Nadia Pietrzykowska, is a physician who is board-certified in obesity medicine and works closely with the Obesity Action Coalition, a national advocacy and awareness organization for the disease. She serves on the coalition’s education committee and writes for its publications.
Pietrzykowska’s practice in Ewing, N.J., focuses on helping people lose weight by counseling them on nutrition, exercise and lifestyle modifications. We sought her out for insights about how older adults are affected by obesity and what they can do about it.
Q: How are older adults affected any differently by obesity issues than those who are younger?
A: The way we classify obesity or being overweight can be skewed, because the Body Mass Index uses a formula to classify whether you’re of normal weight, overweight or obese, but it does not take into account body composition. That’s key for older adults because as we age we tend to lose muscle mass. You may see patients who are older who are very high in fat tissue, but it doesn’t show up on the BMI scale, and we should be tackling that fat tissue early. Secondly, being overweight causes a lot more problems for older adults than for those who are younger. When older adults have some physical disability or limitation, such as arthritis or something else, adding weight to the equation just makes it worse. The other thing is cognition. Older adults during the aging process may have cognitive function decline, and studies have shown obesity makes it worse.
Q: If someone’s already older and obese and has other chronic diseases, is it too late for losing weight to do them much good with other problems?
A: When you’re older, it does get harder because some diseases result from deterioration of organs, but it’s also been shown that reversing obesity can reverse diseases that are related – diabetes, high cholesterol, arthritis. A lot of those can be improved or reversed, and I see that a lot of times in my practice. I’ve written an article on what just losing 5 to 10 percent of your weight can do.
Q: Is there any reason it’s harder for older adults to lose weight than when they were younger?
A: When you get older, you’re more limited in the physical activity you can do. To burn one pound of fat tissue you have to run a marathon, and how many 70-year-olds do you know running marathons? If an older adult is very active and burns 100 calories a day from structured exercise, like 45 minutes on a treadmill at a moderate pace, and they do it five times in a week, that’s 500 calories for the whole week, which is about 2 or 3 ounces of weight loss per week. So physical activity by itself is not enough. You cannot outrun the fork – it’s an illusion. They have to change their food, too.
Q: Does the diet mean even more than exercise then for older adults?
A: You have to have both. If you don’t change your diet, exercise will not help you lose weight, especially in that part of the population limited in its level of physical activity. And because of older people’s tendency to lose muscle mass, it’s not only about losing calories, but making sure the right composition of proteins, carbohydrates and fats are consumed in the right proportions. Protein is linked to preserving muscle mass, so it’s important to focus on that, and it’s why it’s good to be guided by a dietitian or physician.
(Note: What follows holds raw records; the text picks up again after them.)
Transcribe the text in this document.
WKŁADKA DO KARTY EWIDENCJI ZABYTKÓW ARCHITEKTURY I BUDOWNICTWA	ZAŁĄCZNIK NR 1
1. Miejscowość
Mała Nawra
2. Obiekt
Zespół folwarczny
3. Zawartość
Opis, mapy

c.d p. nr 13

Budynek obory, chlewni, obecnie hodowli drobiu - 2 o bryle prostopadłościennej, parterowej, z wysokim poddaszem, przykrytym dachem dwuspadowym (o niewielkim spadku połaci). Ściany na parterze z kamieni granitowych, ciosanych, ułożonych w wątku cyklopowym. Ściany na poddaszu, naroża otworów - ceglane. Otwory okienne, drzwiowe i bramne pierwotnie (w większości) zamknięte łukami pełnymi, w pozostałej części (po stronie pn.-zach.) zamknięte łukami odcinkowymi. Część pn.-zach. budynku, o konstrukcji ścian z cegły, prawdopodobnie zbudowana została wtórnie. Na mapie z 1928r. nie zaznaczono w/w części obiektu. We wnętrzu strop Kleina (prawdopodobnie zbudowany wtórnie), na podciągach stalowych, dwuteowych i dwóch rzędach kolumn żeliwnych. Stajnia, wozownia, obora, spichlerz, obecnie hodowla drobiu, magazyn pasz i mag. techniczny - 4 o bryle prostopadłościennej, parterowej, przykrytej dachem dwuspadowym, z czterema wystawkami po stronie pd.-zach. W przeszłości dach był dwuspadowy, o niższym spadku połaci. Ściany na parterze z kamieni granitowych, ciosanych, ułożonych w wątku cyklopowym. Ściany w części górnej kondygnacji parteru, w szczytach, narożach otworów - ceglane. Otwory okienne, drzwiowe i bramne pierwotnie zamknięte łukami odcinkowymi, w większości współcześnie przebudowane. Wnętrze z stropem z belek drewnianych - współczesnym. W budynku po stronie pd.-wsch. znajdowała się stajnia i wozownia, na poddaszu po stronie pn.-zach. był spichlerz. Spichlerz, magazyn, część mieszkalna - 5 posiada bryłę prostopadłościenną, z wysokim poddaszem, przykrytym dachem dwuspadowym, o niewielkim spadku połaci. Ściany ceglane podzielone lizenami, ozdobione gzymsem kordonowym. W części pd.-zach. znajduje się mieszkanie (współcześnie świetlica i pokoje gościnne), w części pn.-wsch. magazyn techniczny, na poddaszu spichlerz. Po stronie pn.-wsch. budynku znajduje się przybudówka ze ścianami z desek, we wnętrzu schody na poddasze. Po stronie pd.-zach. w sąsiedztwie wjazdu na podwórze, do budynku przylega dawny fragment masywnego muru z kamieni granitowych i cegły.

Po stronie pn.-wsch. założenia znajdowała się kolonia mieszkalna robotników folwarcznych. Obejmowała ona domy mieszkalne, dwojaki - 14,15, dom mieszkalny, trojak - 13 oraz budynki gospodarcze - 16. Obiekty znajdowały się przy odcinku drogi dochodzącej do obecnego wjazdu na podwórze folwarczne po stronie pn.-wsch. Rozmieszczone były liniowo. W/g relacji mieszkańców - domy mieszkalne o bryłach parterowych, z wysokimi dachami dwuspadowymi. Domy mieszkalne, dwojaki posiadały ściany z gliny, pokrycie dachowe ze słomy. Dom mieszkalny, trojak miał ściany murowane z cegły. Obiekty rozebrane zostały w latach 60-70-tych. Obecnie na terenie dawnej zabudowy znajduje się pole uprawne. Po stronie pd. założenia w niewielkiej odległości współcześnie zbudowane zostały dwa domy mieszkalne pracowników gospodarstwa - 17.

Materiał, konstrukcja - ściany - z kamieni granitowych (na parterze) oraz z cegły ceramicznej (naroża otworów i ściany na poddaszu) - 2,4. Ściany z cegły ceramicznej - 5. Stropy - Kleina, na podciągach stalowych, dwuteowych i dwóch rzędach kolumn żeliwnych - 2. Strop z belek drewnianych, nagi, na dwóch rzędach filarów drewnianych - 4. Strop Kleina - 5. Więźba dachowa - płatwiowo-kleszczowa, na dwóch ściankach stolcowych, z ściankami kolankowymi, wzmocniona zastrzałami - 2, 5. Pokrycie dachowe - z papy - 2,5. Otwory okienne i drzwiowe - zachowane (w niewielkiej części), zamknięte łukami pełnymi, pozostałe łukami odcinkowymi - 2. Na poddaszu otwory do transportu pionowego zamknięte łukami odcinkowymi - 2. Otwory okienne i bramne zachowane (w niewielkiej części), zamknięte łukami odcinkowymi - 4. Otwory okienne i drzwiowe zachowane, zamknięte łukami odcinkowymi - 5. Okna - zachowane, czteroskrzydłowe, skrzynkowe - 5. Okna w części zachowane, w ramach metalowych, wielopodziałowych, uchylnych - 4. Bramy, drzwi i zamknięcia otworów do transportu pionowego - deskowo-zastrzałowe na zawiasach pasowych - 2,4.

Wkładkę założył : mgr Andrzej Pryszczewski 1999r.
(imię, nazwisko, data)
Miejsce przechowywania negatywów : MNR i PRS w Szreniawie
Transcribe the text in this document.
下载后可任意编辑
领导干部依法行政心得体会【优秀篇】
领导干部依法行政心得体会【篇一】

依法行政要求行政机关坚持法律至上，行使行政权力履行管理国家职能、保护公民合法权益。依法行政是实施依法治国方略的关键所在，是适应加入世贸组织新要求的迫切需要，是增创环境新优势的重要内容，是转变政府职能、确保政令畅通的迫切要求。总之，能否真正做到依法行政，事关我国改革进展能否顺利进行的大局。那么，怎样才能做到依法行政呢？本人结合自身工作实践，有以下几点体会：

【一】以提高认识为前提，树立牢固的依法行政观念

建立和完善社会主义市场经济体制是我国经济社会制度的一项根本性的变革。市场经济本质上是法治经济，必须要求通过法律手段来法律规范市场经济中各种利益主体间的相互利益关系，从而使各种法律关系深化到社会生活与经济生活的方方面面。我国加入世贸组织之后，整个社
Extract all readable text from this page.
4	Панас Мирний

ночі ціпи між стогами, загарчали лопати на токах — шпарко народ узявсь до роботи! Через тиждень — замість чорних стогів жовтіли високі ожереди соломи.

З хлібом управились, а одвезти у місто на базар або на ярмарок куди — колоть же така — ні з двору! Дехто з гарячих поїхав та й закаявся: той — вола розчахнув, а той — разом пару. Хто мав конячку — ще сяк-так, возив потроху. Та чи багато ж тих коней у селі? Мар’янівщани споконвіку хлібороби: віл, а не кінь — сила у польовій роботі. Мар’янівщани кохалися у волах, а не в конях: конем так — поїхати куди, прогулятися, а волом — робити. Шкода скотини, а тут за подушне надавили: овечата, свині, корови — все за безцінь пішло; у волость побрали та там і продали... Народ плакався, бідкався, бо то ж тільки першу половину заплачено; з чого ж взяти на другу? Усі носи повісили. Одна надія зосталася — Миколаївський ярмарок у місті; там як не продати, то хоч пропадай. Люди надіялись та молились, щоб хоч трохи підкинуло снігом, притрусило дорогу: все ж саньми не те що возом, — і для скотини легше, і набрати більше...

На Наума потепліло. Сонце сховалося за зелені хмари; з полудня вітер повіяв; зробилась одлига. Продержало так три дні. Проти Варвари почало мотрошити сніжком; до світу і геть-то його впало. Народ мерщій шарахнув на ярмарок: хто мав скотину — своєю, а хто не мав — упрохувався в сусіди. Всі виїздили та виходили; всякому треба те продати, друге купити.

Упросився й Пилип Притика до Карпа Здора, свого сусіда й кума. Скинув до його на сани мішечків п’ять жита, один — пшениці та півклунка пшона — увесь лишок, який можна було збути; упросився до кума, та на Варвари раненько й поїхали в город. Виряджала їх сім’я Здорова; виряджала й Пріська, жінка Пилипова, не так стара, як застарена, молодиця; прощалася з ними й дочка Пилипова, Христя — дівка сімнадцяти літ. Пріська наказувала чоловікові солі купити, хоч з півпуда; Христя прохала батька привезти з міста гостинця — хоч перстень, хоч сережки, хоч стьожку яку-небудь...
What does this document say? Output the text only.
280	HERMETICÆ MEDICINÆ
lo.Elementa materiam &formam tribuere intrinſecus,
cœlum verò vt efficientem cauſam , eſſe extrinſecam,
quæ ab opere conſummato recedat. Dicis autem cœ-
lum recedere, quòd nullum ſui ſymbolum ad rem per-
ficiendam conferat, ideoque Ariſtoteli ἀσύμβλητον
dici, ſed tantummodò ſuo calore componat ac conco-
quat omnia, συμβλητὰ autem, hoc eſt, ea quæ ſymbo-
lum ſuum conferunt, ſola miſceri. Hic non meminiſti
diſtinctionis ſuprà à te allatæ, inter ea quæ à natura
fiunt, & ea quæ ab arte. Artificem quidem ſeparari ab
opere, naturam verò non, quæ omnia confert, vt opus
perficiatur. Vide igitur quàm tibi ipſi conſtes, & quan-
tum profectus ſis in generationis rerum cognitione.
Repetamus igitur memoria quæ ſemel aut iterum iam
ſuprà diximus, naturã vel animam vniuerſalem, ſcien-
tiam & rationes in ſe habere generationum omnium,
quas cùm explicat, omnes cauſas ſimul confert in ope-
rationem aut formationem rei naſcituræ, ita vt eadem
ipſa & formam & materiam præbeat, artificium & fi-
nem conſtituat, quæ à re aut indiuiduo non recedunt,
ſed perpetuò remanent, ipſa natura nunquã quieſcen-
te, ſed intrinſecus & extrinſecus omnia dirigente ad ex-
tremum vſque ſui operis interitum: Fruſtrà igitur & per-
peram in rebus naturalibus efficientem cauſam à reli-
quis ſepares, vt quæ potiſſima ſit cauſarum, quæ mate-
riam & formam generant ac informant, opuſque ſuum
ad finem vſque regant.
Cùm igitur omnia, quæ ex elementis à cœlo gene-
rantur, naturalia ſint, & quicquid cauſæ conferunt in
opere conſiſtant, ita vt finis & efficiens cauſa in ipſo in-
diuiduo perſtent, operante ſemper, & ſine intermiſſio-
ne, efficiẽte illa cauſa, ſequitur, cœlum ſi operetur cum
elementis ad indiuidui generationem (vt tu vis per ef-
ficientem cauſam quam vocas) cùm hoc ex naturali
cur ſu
Q: So generally people should have some type of specialist guiding them in losing weight? What are the chances they might be successful pursuing it on their own?
A: From what I have seen in my practice, addressing it just on your own is only successful to a point. I see people do better with accountability and with structure in general. We have so much misinformation or information overload that it’s easy for people to be really lost and not sure what to listen to. And for older adults who may be on 10 different medications, just dieting can actually harm you. Let’s say you eat foods that have more greens, for example, but you’re a patient who’s on blood thinners, those greens can interact and cause trouble. When you get older physician supervision is really important.
Q: Can I rely on my family physician then? Are general practitioners able to guide people the right way?
A: I would say primary care physicians have to pay more attention to weight as a problem. I feel sometimes when they see somebody who’s like, 70, they just see the diabetes or hypertension or other problems, and the way they’re set up in their practice there’s no time to talk about weight loss. I would say a patient should start that conversation if the physician doesn’t, and a physician can always refer them to a dietitian or somebody else offering some sort of program.
Q: What about older adults who have made it to later years a little overweight, according to the BMI index, but not obese? If they’ve made it this far with no serious health issues, does that mean they’re OK maintaining that same extra weight, or do they need to lose some, too?
A: That’s a good question, because if you say there’s a model weight going by the BMI, that’s not always accurate. In the older population, some studies have shown a little bit of excess weight is actually protective. A BMI a little above 25 is usually fine, unless that person has multiple other medical conditions.
Q: And let’s say someone succeeds in meeting some achievable, beneficial goal, such as dropping 5 to 10 percent of their weight. What’s the key for an older person to keep that off, instead of going right back up in weight again like so many people?
A: When somebody loses weight, no matter what the age, that’s half the battle. The rest is maintaining it. The way somebody lost weight will determine how well they maintain it, and there’s typically a need for long-lasting behavioral modification. People are most vulnerable in their first year after weight loss, and it’s going to be a work in progress for several years thereafter, tracking and making sure all those changes in behavior, exercise, etc., are long-term changes.